Week 8

Session 2

Guiding Question

  • How can we make sand stand tall?


  • What materials and placement work best for reinforcing soil?


  • Learners will apply and observe which materials and placement work best for reinforcing soil.

CT Components


  • Communicate ideas through design, model and poster

Entry Event

Competition Day (20 minutes )

Students will be given twenty minutes to prepare their soil reinforcements for testing. They can make any last-minute changes to their placement/materials, but should be sure to record all materials used, and the placement of the materials in their competition worksheet. This worksheet will be turned in to the facilitator later in the competition.

Cost Analysis

10 minutes

For the final designs that were built, students will estimate the cost of their reinforced soil by using the table in the worksheet (also provided below). The lowest costing design that meets the load specifications wins!

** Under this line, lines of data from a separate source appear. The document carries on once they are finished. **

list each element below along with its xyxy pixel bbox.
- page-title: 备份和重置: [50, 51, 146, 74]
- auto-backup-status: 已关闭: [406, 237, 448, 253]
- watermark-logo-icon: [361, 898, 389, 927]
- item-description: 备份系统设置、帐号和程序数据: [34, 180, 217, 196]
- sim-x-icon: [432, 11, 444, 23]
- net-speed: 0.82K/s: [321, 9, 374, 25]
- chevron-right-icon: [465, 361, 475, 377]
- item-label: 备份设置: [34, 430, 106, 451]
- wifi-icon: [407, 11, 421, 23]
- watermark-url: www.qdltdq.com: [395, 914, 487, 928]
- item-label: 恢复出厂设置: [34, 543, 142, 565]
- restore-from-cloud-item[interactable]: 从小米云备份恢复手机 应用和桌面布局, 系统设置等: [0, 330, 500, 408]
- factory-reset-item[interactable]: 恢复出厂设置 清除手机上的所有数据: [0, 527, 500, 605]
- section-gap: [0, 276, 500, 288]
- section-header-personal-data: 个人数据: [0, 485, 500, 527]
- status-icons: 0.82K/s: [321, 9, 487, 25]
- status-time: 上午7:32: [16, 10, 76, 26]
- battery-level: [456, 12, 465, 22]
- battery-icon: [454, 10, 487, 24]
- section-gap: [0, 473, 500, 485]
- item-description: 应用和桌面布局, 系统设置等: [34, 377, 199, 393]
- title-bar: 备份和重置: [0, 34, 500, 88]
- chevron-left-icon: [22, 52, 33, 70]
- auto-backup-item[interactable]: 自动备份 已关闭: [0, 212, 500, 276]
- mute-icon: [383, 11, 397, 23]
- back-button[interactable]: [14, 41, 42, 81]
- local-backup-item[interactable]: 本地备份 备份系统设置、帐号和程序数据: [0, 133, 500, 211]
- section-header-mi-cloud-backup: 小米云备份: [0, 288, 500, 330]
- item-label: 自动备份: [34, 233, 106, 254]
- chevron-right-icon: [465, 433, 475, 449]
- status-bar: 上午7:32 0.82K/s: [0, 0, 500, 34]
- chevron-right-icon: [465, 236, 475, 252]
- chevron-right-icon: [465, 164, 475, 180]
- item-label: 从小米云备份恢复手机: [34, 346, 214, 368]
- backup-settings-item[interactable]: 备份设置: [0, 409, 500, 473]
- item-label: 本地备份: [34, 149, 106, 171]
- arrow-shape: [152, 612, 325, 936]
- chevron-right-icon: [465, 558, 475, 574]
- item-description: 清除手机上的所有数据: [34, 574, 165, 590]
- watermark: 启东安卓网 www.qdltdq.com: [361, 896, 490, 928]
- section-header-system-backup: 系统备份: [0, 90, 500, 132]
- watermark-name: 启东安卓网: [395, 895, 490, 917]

Presentations and Soil Testing

40 minutes

Once all teams have completed reinforcing, students will be asked to share their designs one by one. Students will introduce their team, explain the materials that they have chosen to use, and reveal the costs of their designs. Once introduced, the facilitator will start the testing process that includes removing the front face of the box and see if there is any deflection. After that a load of 5 kg will be placed on the soil surface and again observed for deflection. This process will be repeated for each group. Each wall will be tested individually with students making observations of each wall’s resiliency.

Judging the Performance

10 minutes

Facilitators will compare the costs and the performance of the bridges and arrive at the winning team. The team will be announced to the class and audience once everyone has returned.

10 minute break

End of Session Reflection and Debriefing

5-10 minutes (will be recorded)

Teacher briefly explains the computational thinking (CT) skill embedded in the Problem Solving Process Diagram. Using the problem solving process diagram, the teacher will ask students to identify what kind of problem solving skills/process/computational thinking they used in this session and explain how they used it. The following are some sample questions that can guide the debrief.

  • What did I learn today?

  • What worked well?

  • What didn't work well?

  • What can I/we do differently next time?

  • Do you have anything more to share?